Вино горячило кровь и толкало на безумства. Принцу не было дела до того, насколько не по-королевски прозвучали его слова. А очередное смущение Надежды сильнее раздражало. Если она сейчас оскорбится и уйдёт, он разнесёт магической бурей половину комнаты. Но случилось маленькое чудо. Девушка расправила плечи и сказала:

— Если вам жарко, то пиджак лучше снять.

Настал черёд Димитрайоса хлопать ресницами. В мужском варианте пришлось покрутить кольцо на пальце и поправить воротник рубашки. Однако.

Как прикажете трактовать дозволенную вольность?

Ох, в бездну! Он ждал хотя бы одного знака, что девушка принимает его ухаживания? Он его получил. Почему сидит, как каменный истукан на постаменте?

Пиджак снимался быстрее, чем камзол. Пуговиц меньше. Принц стряхнул его с плеч и без помощи магии зашвырнул в противоположный угол комнаты. Рубашку тоже хотел снять, но остановился на третьей пуговице. Иначе перебор будет. Если тебе что-то позволяют, не стоит выжимать возможность досуха.

— Теперь легче? Моё имя слетает с языка?

В глазах Надежды отражались огни ёлочной гирлянды. Она едва заметно облизнула губы и тихо ответила:

— Теперь да. Дима.

Кровь ушла из головы и вся устремилась в растущее напряжение в паху. «Сидеть неудобно» — говорили о таких моментах друзья. «Невыносимо, — добавил бы Димитрайос, — аж звенит». Какое счастье, что Надежда не читает его мысли. Инстинкты бушевали. Десять пощёчин за то, что он только что представил, принц заслужил. Да, в библиотеке были книги об искусстве любви. Да, воображение рисовало нагие тела. Но до постели, как до Эллады пешком.

Нужно выдохнуть и успокоиться.

— А твоё короткое имя тебе нравится? Надя? Или лучше Надежда?

— Надя — неплохо, — улыбнулась она. — Но знаешь, есть с нашими именами одна парадоксальная вещь. Чтобы назвать человека ласково, его имя, наоборот, нужно удлинить. Наденька.

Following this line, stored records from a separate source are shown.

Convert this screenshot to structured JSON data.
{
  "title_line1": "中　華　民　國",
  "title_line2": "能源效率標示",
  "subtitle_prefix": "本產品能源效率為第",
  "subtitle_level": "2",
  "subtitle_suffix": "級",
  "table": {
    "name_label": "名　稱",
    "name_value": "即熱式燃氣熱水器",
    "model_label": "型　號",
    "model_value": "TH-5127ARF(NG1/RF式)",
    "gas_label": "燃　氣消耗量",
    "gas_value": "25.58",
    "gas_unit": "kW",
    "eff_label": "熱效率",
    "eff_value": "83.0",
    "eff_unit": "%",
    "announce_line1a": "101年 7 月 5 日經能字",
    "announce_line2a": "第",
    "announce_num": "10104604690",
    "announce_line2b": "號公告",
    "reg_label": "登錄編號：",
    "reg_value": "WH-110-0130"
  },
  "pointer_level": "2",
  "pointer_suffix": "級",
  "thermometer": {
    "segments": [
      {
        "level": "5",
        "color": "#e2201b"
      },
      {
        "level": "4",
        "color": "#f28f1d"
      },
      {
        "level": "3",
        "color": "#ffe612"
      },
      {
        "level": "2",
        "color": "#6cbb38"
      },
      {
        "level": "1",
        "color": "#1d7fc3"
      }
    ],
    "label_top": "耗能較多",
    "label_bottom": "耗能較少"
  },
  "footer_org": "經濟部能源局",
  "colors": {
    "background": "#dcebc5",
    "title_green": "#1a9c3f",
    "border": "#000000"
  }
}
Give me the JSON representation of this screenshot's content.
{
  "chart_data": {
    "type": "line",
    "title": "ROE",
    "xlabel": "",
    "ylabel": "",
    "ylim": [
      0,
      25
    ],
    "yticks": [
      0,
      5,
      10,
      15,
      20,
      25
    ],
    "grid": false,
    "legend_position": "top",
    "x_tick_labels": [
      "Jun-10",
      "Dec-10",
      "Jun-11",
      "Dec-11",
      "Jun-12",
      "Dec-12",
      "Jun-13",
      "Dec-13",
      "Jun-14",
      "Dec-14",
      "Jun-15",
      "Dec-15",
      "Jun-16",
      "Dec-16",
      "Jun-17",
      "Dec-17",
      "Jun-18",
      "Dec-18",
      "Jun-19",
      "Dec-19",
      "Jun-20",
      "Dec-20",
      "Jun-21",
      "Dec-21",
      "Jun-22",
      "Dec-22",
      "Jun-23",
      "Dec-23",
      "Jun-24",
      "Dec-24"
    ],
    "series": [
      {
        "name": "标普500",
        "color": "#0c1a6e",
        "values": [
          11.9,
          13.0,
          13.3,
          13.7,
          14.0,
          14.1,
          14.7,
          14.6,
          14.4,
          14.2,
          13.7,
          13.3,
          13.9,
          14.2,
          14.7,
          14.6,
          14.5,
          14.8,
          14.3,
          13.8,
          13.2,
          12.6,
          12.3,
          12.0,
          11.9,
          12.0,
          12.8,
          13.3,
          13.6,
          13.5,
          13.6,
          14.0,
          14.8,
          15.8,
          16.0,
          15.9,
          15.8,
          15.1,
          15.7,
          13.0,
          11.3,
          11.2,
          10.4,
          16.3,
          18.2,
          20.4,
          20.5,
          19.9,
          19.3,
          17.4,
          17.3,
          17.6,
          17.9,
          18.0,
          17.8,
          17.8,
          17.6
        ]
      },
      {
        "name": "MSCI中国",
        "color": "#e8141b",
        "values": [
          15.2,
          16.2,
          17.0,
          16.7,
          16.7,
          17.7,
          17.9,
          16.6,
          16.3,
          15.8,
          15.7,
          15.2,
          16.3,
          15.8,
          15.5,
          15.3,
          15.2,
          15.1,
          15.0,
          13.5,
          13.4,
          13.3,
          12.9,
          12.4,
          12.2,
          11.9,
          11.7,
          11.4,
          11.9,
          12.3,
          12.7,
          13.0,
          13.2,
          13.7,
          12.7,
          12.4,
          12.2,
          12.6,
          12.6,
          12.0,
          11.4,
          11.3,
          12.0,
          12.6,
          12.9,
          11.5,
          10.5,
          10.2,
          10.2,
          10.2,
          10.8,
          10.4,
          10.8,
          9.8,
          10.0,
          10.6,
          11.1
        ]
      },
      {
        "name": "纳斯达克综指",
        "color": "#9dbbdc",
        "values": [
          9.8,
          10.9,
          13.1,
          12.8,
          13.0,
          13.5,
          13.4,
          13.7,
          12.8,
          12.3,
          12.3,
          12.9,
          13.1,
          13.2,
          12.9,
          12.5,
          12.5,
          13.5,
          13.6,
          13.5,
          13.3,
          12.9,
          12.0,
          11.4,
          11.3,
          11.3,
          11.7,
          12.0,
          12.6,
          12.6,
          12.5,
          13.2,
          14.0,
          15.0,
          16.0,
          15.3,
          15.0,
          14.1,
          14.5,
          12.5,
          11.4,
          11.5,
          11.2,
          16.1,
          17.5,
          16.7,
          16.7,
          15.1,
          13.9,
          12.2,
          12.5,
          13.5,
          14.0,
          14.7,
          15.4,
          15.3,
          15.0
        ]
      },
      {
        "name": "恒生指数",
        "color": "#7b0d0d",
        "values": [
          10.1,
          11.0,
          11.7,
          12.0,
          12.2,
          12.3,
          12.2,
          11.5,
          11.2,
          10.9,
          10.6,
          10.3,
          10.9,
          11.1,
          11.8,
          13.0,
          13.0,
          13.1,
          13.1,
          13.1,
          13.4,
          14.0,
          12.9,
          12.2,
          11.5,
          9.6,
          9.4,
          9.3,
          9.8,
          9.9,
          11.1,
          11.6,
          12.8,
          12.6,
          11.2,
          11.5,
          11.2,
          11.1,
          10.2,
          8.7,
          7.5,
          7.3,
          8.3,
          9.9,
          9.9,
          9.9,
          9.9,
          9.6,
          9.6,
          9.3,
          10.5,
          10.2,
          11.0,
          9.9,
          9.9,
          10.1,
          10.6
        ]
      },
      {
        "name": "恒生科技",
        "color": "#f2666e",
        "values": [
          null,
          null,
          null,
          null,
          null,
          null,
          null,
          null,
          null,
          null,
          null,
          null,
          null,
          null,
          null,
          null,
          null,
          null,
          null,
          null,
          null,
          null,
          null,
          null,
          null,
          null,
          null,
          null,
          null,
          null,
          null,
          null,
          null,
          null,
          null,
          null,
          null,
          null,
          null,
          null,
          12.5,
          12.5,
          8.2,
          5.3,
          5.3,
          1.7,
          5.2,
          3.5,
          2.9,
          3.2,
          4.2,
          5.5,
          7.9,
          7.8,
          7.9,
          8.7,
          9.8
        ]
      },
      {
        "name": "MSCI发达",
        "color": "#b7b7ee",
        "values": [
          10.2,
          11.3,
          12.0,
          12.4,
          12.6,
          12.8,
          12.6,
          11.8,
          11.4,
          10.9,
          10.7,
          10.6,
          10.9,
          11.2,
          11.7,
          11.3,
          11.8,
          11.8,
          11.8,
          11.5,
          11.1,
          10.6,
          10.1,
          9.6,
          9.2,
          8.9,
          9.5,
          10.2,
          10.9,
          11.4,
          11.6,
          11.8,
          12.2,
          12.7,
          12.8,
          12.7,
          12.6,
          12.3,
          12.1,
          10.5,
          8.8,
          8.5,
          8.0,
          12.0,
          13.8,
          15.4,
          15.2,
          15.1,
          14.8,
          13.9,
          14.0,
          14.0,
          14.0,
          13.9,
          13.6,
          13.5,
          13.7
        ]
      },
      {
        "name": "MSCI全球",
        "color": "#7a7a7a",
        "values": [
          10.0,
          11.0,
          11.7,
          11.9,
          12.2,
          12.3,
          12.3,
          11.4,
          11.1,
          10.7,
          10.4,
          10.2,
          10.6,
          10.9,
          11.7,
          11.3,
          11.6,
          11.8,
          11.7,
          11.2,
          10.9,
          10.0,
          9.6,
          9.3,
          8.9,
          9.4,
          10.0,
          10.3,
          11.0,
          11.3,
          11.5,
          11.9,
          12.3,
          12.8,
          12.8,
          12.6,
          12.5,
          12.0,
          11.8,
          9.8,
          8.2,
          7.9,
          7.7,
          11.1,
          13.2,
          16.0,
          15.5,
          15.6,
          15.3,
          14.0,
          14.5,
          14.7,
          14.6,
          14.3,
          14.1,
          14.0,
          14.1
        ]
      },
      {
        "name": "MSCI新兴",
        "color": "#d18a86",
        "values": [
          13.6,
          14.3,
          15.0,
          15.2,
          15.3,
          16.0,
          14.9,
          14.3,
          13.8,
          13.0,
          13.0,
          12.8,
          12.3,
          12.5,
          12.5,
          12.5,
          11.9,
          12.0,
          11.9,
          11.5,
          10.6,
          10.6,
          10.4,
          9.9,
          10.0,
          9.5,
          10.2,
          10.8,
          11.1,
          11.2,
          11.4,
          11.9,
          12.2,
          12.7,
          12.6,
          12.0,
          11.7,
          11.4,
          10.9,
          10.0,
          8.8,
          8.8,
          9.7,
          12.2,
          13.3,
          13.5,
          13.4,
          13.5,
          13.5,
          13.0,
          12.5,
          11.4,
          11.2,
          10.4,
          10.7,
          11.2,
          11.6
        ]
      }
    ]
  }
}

Она засмеялась, и принц, наконец, почувствовал, что барьер рухнул.

— Наденька, — повторил он, отключив переводчик и оставив их в комнате вдвоём. Имя звучало музыкой, не хотелось её портить. По-настоящему ласково. Ласкающе. — Наденька.

Тепло собиралось в груди. Росло, превращаясь в облако. Принц позволил ему завладеть собой и окунулся с головой в восхитительное чувство близости. Всё, что случилось дальше, случилось само собой. Димитрайос обнял любимую девушку и поцеловал. 

Надежда

 Я сидела, положив голову на грудь принца, и слушала, как бьётся его сердце. Ровно, размеренно. Моё счастье таяло на губах поцелуем с ароматом винограда. Я перестала следить за временем, как всегда делала тридцать первого декабря. Десять часов? Одиннадцать? Сколько осталось до Нового года? Примеряя платье, я думала, что он лучший? Нет, лучшим он стал сейчас.

Все мужчины исчезли из памяти. Их слова, поступки, фото в соцсетях. Будто не было никогда. Перед глазами стоял кадр из «Москва слезам не верит», где влюблённая по уши Катерина говорила: «Как долго я тебя ждала».

Всю жизнь, правда. И не знала, кого мне не хватает. Не в титулах дело, не в богатстве и уж точно не в красоте. Мы подходили друг другу. Словно магия вершилась от тепла наших рук, от ласковых прикосновений. Переводчик стал не нужен. Дима шептал что-то на своём языке, а я понимала, чувствовала. И неуклюже повторяла:

— Воррейя.

— Воррей, — поправлял он.

Любимый. Слово от сердца. На всех языках.

И пусть недовольные ворчали: «Рано. Быстро. Нужно не так. Нужно постепенно. Так лучше. Годами встречаться, проверять чувства». Будто любовь — товар. И отдать её задёшево жалко.